Случалось, бывало, в каком-нибудь чужом доме взять в руки старый фотографический альбом. Странные и сложные чувства возбуждали лица тех, что глядели с его поблекших карточек! Прежде всего — чувство необыкновенной отчужденности от этих лиц, ибо необыкновенно бывает чужд человек человеку в иные минуты. А потом — происходящая из этого чувства повышенная острота ощущения их самих и их времени. Что это за существа, эти лица? Это все люди когда-то и где-то жившие, каждый по своему, разными судьбами и разными эпохами, где было все свое: одежды, обычаи, характеры, общественные настроения, события … Вот суровый чиновный старик с орденом под двойным галстухом, с большим и высоким воротом сюртука, с крупными и мясистыми чертами бритого лица. Вот светский щеголь времен Герцена с подвитыми волосами и с бакенбардами, с цилиндром в руке, в широком сюртуке и таких же широких панталонах, ступня которого кажется от них маленькой. Вот бюст грустно-красивой дамы: затейливая шляпка на высоком шиньоне, шелковое платье с рюшами, плотно обтягивающие грудь и тонкую талию, длинные серьги в ушах… А вот молодой человек семидесятых годов: высокие, широко расходящиеся воротнички крахмальной рубашки, не скрывающие кадыка, нежный овал чуть тронутого пушком лица, юная томность в загадочных больших глазах, длинные волнистые волосы … Сказка, легенда все эти лица, их жизни и эпохи!

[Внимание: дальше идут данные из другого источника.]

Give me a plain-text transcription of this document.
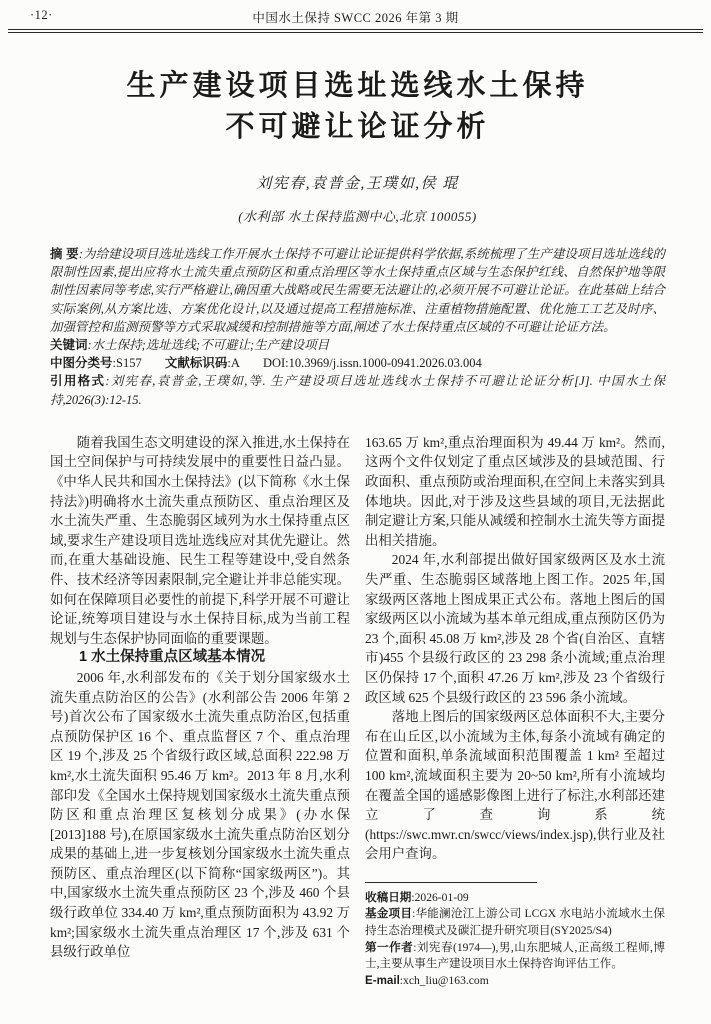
·12·	中国水土保持 SWCC 2026 年第 3 期
生产建设项目选址选线水土保持
不可避让论证分析
刘宪春,袁普金,王璞如,侯 琨
(水利部 水土保持监测中心,北京 100055)

摘 要:为给建设项目选址选线工作开展水土保持不可避让论证提供科学依据,系统梳理了生产建设项目选址选线的限制性因素,提出应将水土流失重点预防区和重点治理区等水土保持重点区域与生态保护红线、自然保护地等限制性因素同等考虑,实行严格避让,确因重大战略或民生需要无法避让的,必须开展不可避让论证。在此基础上结合实际案例,从方案比选、方案优化设计,以及通过提高工程措施标准、注重植物措施配置、优化施工工艺及时序、加强管控和监测预警等方式采取减缓和控制措施等方面,阐述了水土保持重点区域的不可避让论证方法。

关键词:水土保持;选址选线;不可避让;生产建设项目

中图分类号:S157 文献标识码:A DOI:10.3969/j.issn.1000-0941.2026.03.004

引用格式:刘宪春,袁普金,王璞如,等. 生产建设项目选址选线水土保持不可避让论证分析[J]. 中国水土保持,2026(3):12-15.

随着我国生态文明建设的深入推进,水土保持在国土空间保护与可持续发展中的重要性日益凸显。《中华人民共和国水土保持法》(以下简称《水土保持法》)明确将水土流失重点预防区、重点治理区及水土流失严重、生态脆弱区域列为水土保持重点区域,要求生产建设项目选址选线应对其优先避让。然而,在重大基础设施、民生工程等建设中,受自然条件、技术经济等因素限制,完全避让并非总能实现。如何在保障项目必要性的前提下,科学开展不可避让论证,统筹项目建设与水土保持目标,成为当前工程规划与生态保护协同面临的重要课题。

1 水土保持重点区域基本情况

2006 年,水利部发布的《关于划分国家级水土流失重点防治区的公告》(水利部公告 2006 年第 2 号)首次公布了国家级水土流失重点防治区,包括重点预防保护区 16 个、重点监督区 7 个、重点治理区 19 个,涉及 25 个省级行政区域,总面积 222.98 万 km²,水土流失面积 95.46 万 km²。2013 年 8 月,水利部印发《全国水土保持规划国家级水土流失重点预防区和重点治理区复核划分成果》(办水保[2013]188 号),在原国家级水土流失重点防治区划分成果的基础上,进一步复核划分国家级水土流失重点预防区、重点治理区(以下简称“国家级两区”)。其中,国家级水土流失重点预防区 23 个,涉及 460 个县级行政单位 334.40 万 km²,重点预防面积为 43.92 万 km²;国家级水土流失重点治理区 17 个,涉及 631 个县级行政单位

163.65 万 km²,重点治理面积为 49.44 万 km²。然而,这两个文件仅划定了重点区域涉及的县域范围、行政面积、重点预防或治理面积,在空间上未落实到具体地块。因此,对于涉及这些县域的项目,无法据此制定避让方案,只能从减缓和控制水土流失等方面提出相关措施。

2024 年,水利部提出做好国家级两区及水土流失严重、生态脆弱区域落地上图工作。2025 年,国家级两区落地上图成果正式公布。落地上图后的国家级两区以小流域为基本单元组成,重点预防区仍为 23 个,面积 45.08 万 km²,涉及 28 个省(自治区、直辖市)455 个县级行政区的 23 298 条小流域;重点治理区仍保持 17 个,面积 47.26 万 km²,涉及 23 个省级行政区域 625 个县级行政区的 23 596 条小流域。

落地上图后的国家级两区总体面积不大,主要分布在山丘区,以小流域为主体,每条小流域有确定的位置和面积,单条流域面积范围覆盖 1 km² 至超过 100 km²,流域面积主要为 20~50 km²,所有小流域均在覆盖全国的遥感影像图上进行了标注,水利部还建立了查询系统(https://swc.mwr.cn/swcc/views/index.jsp),供行业及社会用户查询。

收稿日期:2026-01-09

基金项目:华能澜沧江上游公司 LCGX 水电站小流域水土保持生态治理模式及碳汇提升研究项目(SY2025/S4)

第一作者:刘宪春(1974—),男,山东肥城人,正高级工程师,博士,主要从事生产建设项目水土保持咨询评估工作。

E-mail:xch_liu@163.com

Точно те же чувства испытываю я и теперь, воскрешая образ того, кем я был когда-то. Выл ли в само деле? Был молодой Вильгельм Второй, был какой-то генерал Буланже, был Александр Третий, грузный хозяин необъятной России… И была в эти легендарные времена, в этой навсегда погибшей России весна, и был кто-то, с темным румянцем на щеках, с синими яркими глазами, зачем-то мучивший себя английским языком, день и ночь таивший в себе тоску о своем будущем, где, казалось, ожидала его вся прелесть и радость мира.